Experts have been trying to determine the number of people who have been infected—this is done by testing and modeling—which are also inductive reasoning. In the United States, most of the testing is being done on people who are showing symptoms, and this will create a biased sample—to get an unbiased sample, everyone needs to be tested. Until testing is broad enough, inferences about the lethality of the virus will be weakened by this biasing factor. There is also the practical matter of the accuracy of the tests and the determination of the cause of death.
To use a concrete, but made up example, if 5% of those who tested positive for COVID-19 ended up dying, the generalization from that sample to the whole population would only be as strong as the representativeness of the sample—and if only sick people are being tested, the sample will not be representative and the conclusion about the lethality of the virus will be wrong.
There is also the challenge of sorting out the effect of the virus on different populations. While there will be an overall infection rate and lethality rate for the whole population, there will also be different infection rates and lethality rates for different groups within the human population. As an example, the elderly appear to have a higher lethality rate than the population as a whole.

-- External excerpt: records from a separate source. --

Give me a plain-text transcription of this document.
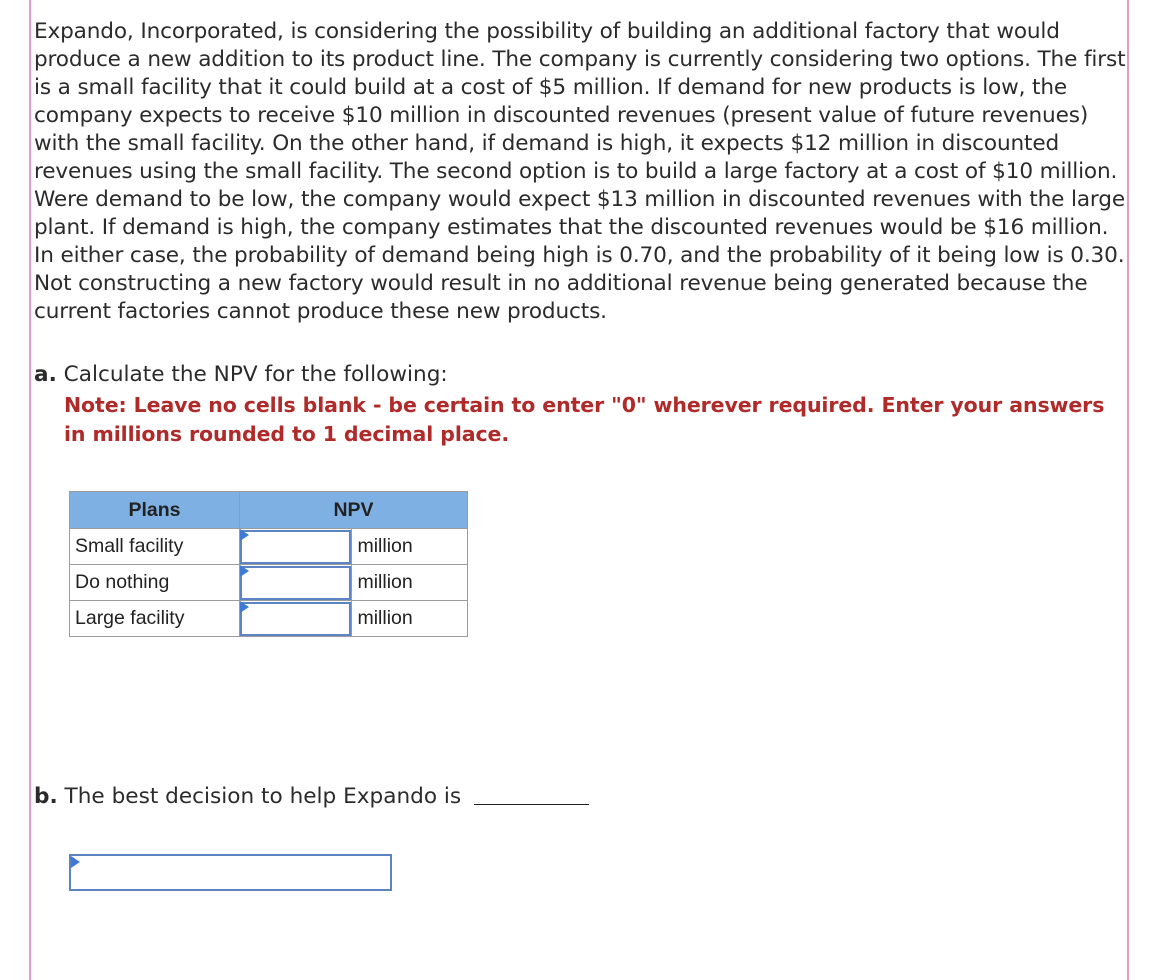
Expando, Incorporated, is considering the possibility of building an additional factory that would produce a new addition to its product line. The company is currently considering two options. The first is a small facility that it could build at a cost of $5 million. If demand for new products is low, the company expects to receive $10 million in discounted revenues (present value of future revenues) with the small facility. On the other hand, if demand is high, it expects $12 million in discounted revenues using the small facility. The second option is to build a large factory at a cost of $10 million. Were demand to be low, the company would expect $13 million in discounted revenues with the large plant. If demand is high, the company estimates that the discounted revenues would be $16 million. In either case, the probability of demand being high is 0.70, and the probability of it being low is 0.30. Not constructing a new factory would result in no additional revenue being generated because the current factories cannot produce these new products.
a. Calculate the NPV for the following:
Note: Leave no cells blank - be certain to enter "0" wherever required. Enter your answers in millions rounded to 1 decimal place.
Plans	NPV	
Small facility		million
Do nothing		million
Large facility		million
b. The best decision to help Expando is
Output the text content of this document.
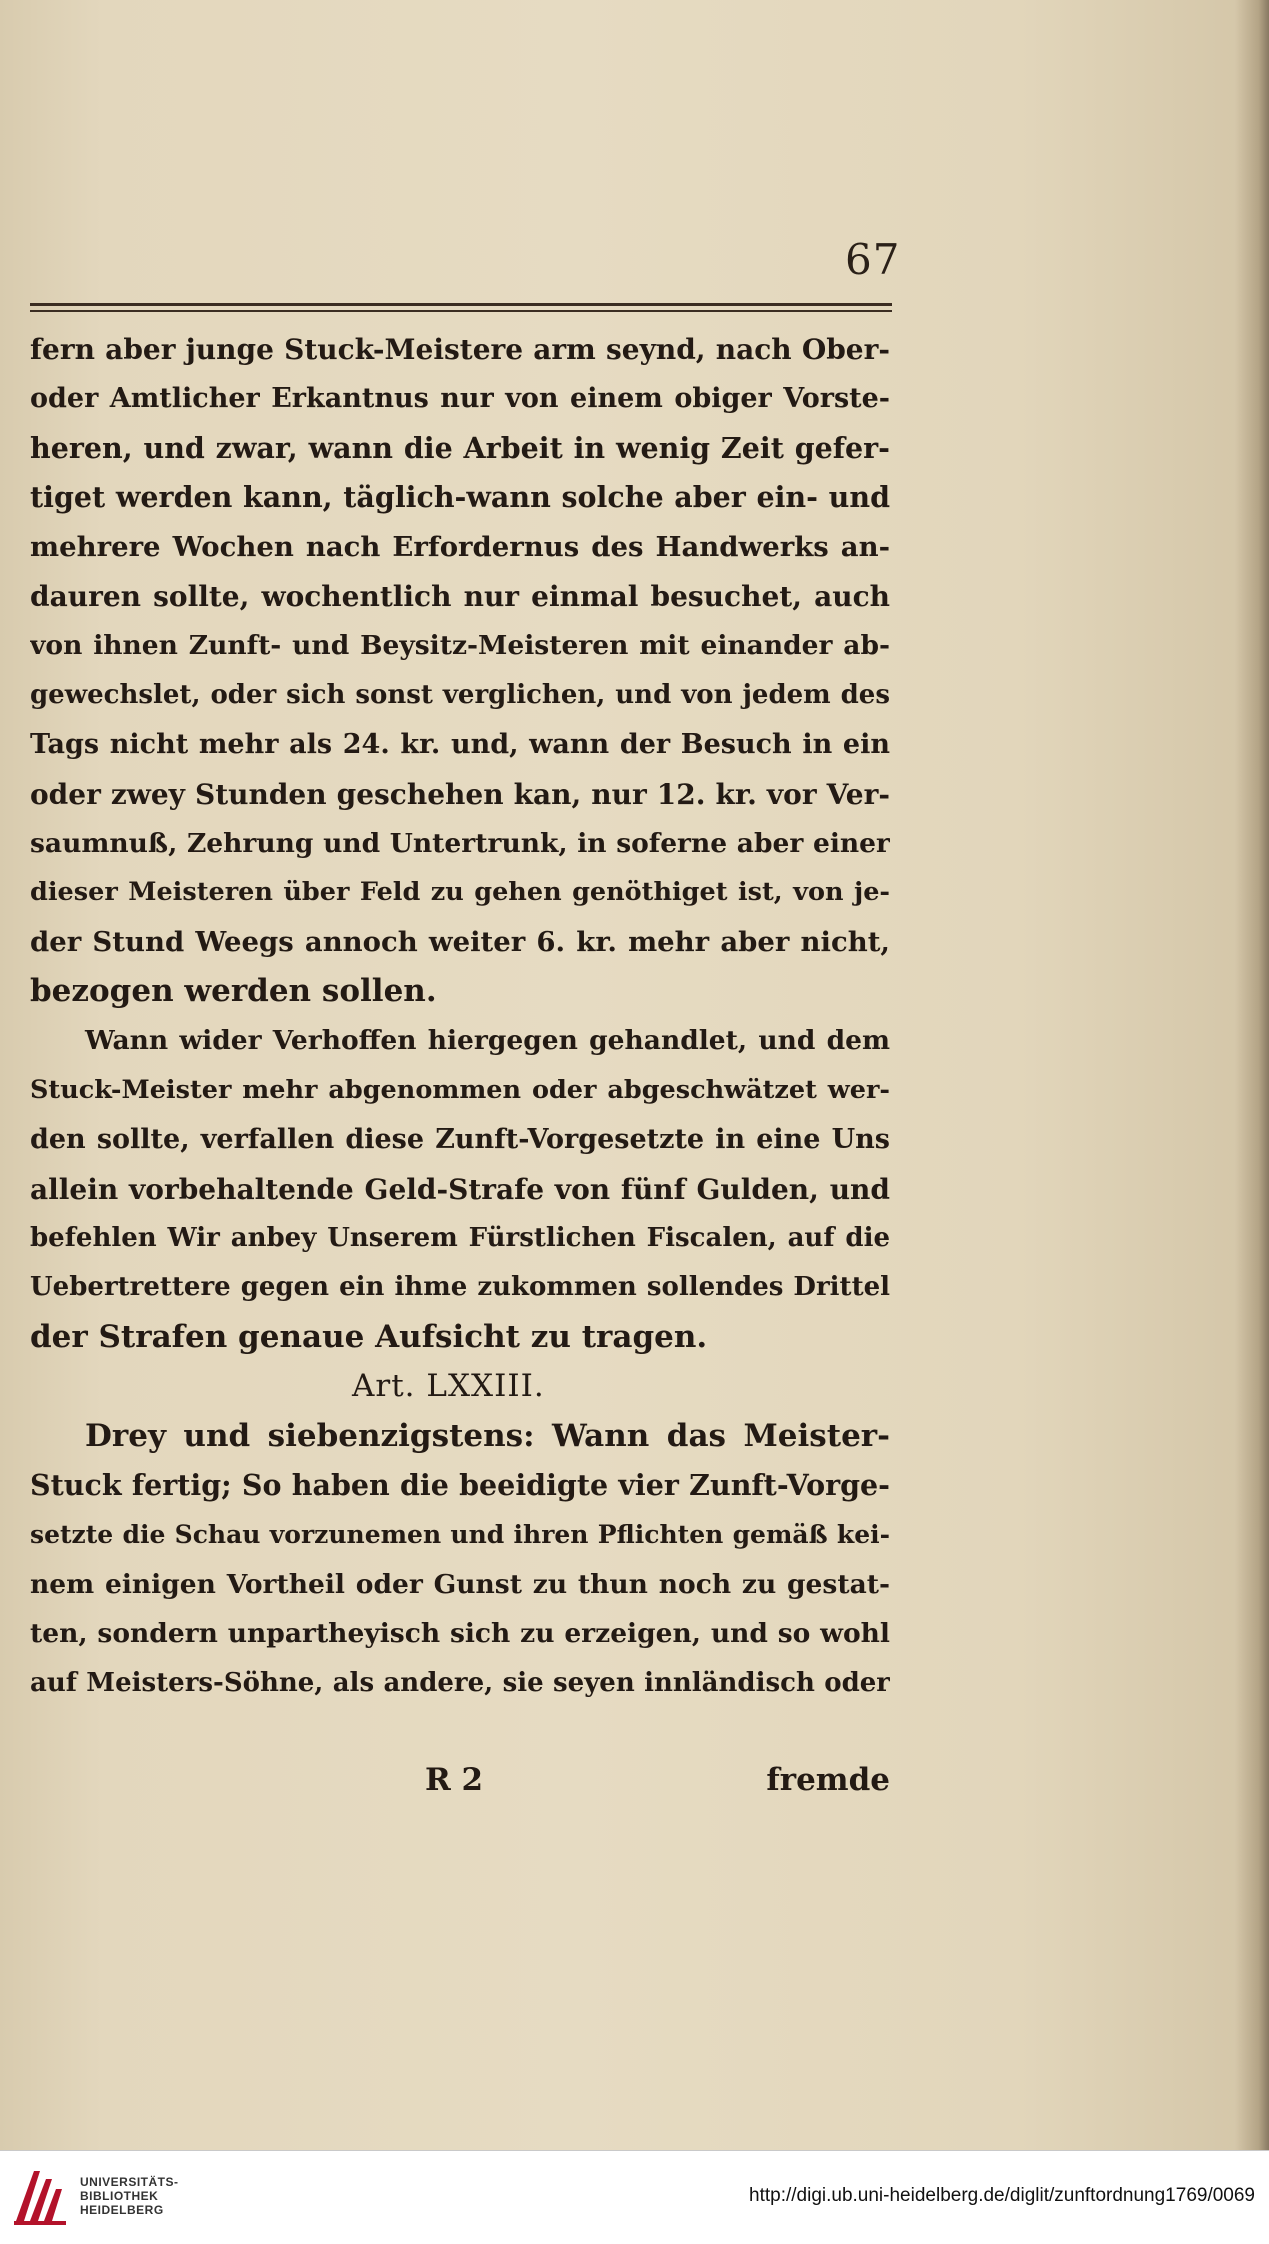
67
fern aber junge Stuck-Meistere arm seynd, nach Ober-
oder Amtlicher Erkantnus nur von einem obiger Vorste-
heren, und zwar, wann die Arbeit in wenig Zeit gefer-
tiget werden kann, täglich-wann solche aber ein- und
mehrere Wochen nach Erfordernus des Handwerks an-
dauren sollte, wochentlich nur einmal besuchet, auch
von ihnen Zunft- und Beysitz-Meisteren mit einander ab-
gewechslet, oder sich sonst verglichen, und von jedem des
Tags nicht mehr als 24. kr. und, wann der Besuch in ein
oder zwey Stunden geschehen kan, nur 12. kr. vor Ver-
saumnuß, Zehrung und Untertrunk, in soferne aber einer
dieser Meisteren über Feld zu gehen genöthiget ist, von je-
der Stund Weegs annoch weiter 6. kr. mehr aber nicht,
bezogen werden sollen.
Wann wider Verhoffen hiergegen gehandlet, und dem
Stuck-Meister mehr abgenommen oder abgeschwätzet wer-
den sollte, verfallen diese Zunft-Vorgesetzte in eine Uns
allein vorbehaltende Geld-Strafe von fünf Gulden, und
befehlen Wir anbey Unserem Fürstlichen Fiscalen, auf die
Uebertrettere gegen ein ihme zukommen sollendes Drittel
der Strafen genaue Aufsicht zu tragen.
Art. LXXIII.
Drey und siebenzigstens: Wann das Meister-
Stuck fertig; So haben die beeidigte vier Zunft-Vorge-
setzte die Schau vorzunemen und ihren Pflichten gemäß kei-
nem einigen Vortheil oder Gunst zu thun noch zu gestat-
ten, sondern unpartheyisch sich zu erzeigen, und so wohl
auf Meisters-Söhne, als andere, sie seyen innländisch oder
R 2	fremde
UNIVERSITÄTS-
BIBLIOTHEK
HEIDELBERG
http://digi.ub.uni-heidelberg.de/diglit/zunftordnung1769/0069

In addition to representativeness, sample size is important—the larger, the better. This brings us to two more concepts: Margin of error and confidence level. A margin of error is a range of percentage points within which the conclusion of inductive generalization falls; this number is usually presented in terms of being plus or minus. The margin of error depends on sample size and the confidence level of the argument. The confidence level is typically presented as a number and represents the percentage of arguments like the one in question that have a true conclusion.

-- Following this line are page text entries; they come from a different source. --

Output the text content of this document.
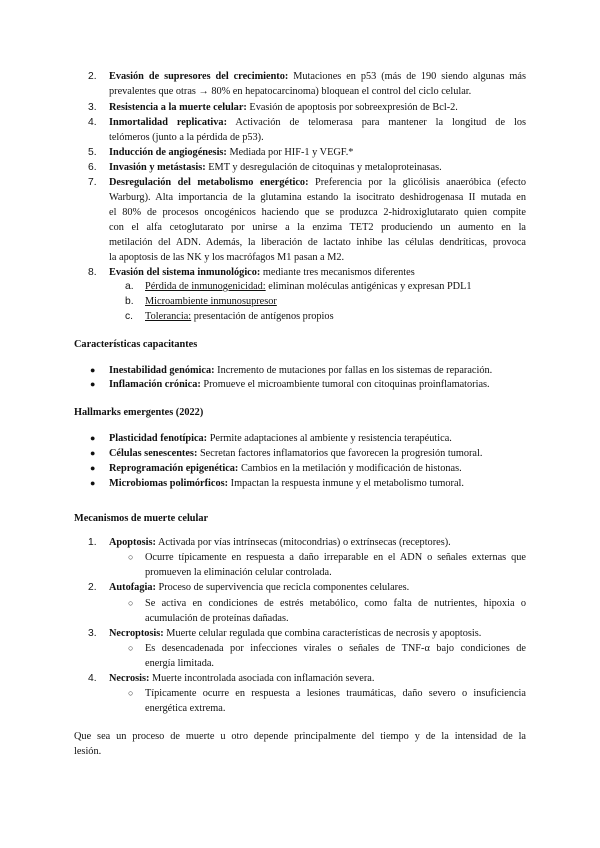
2. Evasión de supresores del crecimiento: Mutaciones en p53 (más de 190 siendo algunas más
prevalentes que otras → 80% en hepatocarcinoma) bloquean el control del ciclo celular.
3. Resistencia a la muerte celular: Evasión de apoptosis por sobreexpresión de Bcl-2.
4. Inmortalidad replicativa: Activación de telomerasa para mantener la longitud de los
telómeros (junto a la pérdida de p53).
5. Inducción de angiogénesis: Mediada por HIF-1 y VEGF.*
6. Invasión y metástasis: EMT y desregulación de citoquinas y metaloproteinasas.
7. Desregulación del metabolismo energético: Preferencia por la glicólisis anaeróbica (efecto
Warburg). Alta importancia de la glutamina estando la isocitrato deshidrogenasa II mutada en
el 80% de procesos oncogénicos haciendo que se produzca 2-hidroxiglutarato quien compite
con el alfa cetoglutarato por unirse a la enzima TET2 produciendo un aumento en la
metilación del ADN. Además, la liberación de lactato inhibe las células dendríticas, provoca
la apoptosis de las NK y los macrófagos M1 pasan a M2.
8. Evasión del sistema inmunológico: mediante tres mecanismos diferentes
a. Pérdida de inmunogenicidad: eliminan moléculas antigénicas y expresan PDL1
b. Microambiente inmunosupresor
c. Tolerancia: presentación de antígenos propios
Características capacitantes
● Inestabilidad genómica: Incremento de mutaciones por fallas en los sistemas de reparación.
● Inflamación crónica: Promueve el microambiente tumoral con citoquinas proinflamatorias.
Hallmarks emergentes (2022)
● Plasticidad fenotípica: Permite adaptaciones al ambiente y resistencia terapéutica.
● Células senescentes: Secretan factores inflamatorios que favorecen la progresión tumoral.
● Reprogramación epigenética: Cambios en la metilación y modificación de histonas.
● Microbiomas polimórficos: Impactan la respuesta inmune y el metabolismo tumoral.
Mecanismos de muerte celular
1. Apoptosis: Activada por vías intrínsecas (mitocondrias) o extrínsecas (receptores).
○ Ocurre típicamente en respuesta a daño irreparable en el ADN o señales externas que
promueven la eliminación celular controlada.
2. Autofagia: Proceso de supervivencia que recicla componentes celulares.
○ Se activa en condiciones de estrés metabólico, como falta de nutrientes, hipoxia o
acumulación de proteínas dañadas.
3. Necroptosis: Muerte celular regulada que combina características de necrosis y apoptosis.
○ Es desencadenada por infecciones virales o señales de TNF-α bajo condiciones de
energía limitada.
4. Necrosis: Muerte incontrolada asociada con inflamación severa.
○ Típicamente ocurre en respuesta a lesiones traumáticas, daño severo o insuficiencia
energética extrema.
Que sea un proceso de muerte u otro depende principalmente del tiempo y de la intensidad de la
lesión.
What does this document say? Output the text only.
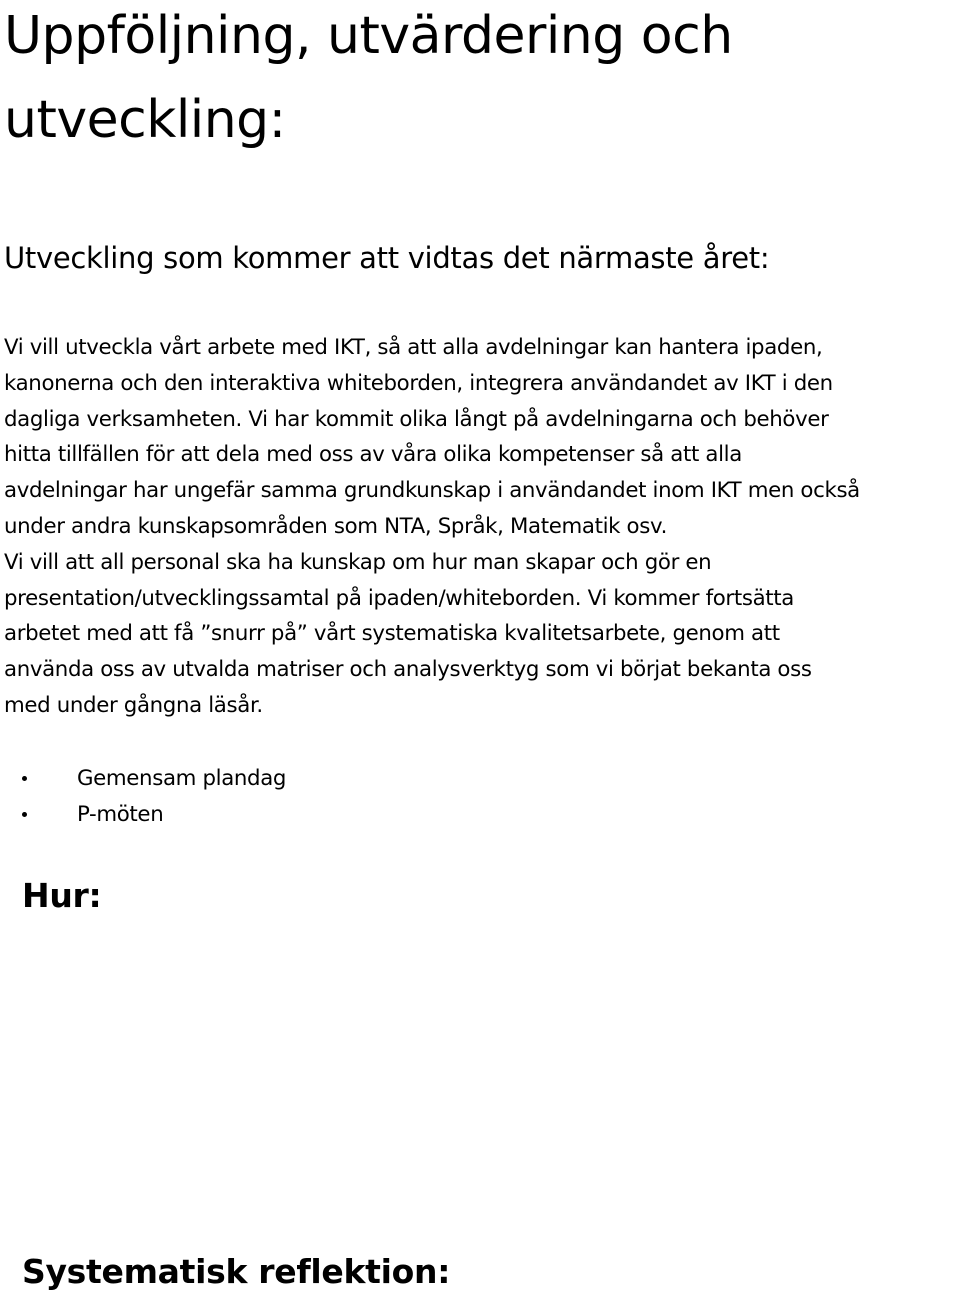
Uppföljning, utvärdering och
utveckling:
Utveckling som kommer att vidtas det närmaste året:

Vi vill utveckla vårt arbete med IKT, så att alla avdelningar kan hantera ipaden,
kanonerna och den interaktiva whiteborden, integrera användandet av IKT i den
dagliga verksamheten. Vi har kommit olika långt på avdelningarna och behöver
hitta tillfällen för att dela med oss av våra olika kompetenser så att alla
avdelningar har ungefär samma grundkunskap i användandet inom IKT men också
under andra kunskapsområden som NTA, Språk, Matematik osv.
Vi vill att all personal ska ha kunskap om hur man skapar och gör en
presentation/utvecklingssamtal på ipaden/whiteborden. Vi kommer fortsätta
arbetet med att få ”snurr på” vårt systematiska kvalitetsarbete, genom att
använda oss av utvalda matriser och analysverktyg som vi börjat bekanta oss
med under gångna läsår.

Gemensam plandag
P-möten
Hur:
Systematisk reflektion:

When generalizing about large (10,000+) populations, a sample will need to have 1,000+ individuals to be representative (assuming the sample is taken properly). This table, from Moore & Parker’s Critical Thinking text, shows the connection between sample size and error margin (confidence level of 95%:
Sample Size | Error Margin (%) | Corresponding Range (percentage points) |
10 | +/- 30 | 60 |
25 | +/- 22 | 44 |
50 | +/- 14 | 28 |
100 | +/- 10 | 20 |
250 | +/- 06 | 12 |
500 | +/- 04 | 8 |
1,000 | +/- 03 | 6 |
1,500 | +/- 02 | 4 |
The practical takeaway here is that sample size is particularly important: a small sample will have a large margin of error that can make it useless. For example, suppose that a group of 50 COVID-19 patients received hydroxychloroquine tablets and 10 of them recovered fully. Laying aside all causal reasoning (which would be a huge mistake) the best we could say is that 20% of patients treated with hydroxychloroquine +/-14% will recover fully. It is very important to say here that this is just a simple generalization and that a controlled experiment or study would be needed to properly assess a causal claim—something I will discus in the future.
There are various fallacies (mistakes in reasoning) that can occur with a generalization. I will discuss those in the next essay. Stay safe and I will see you in the future.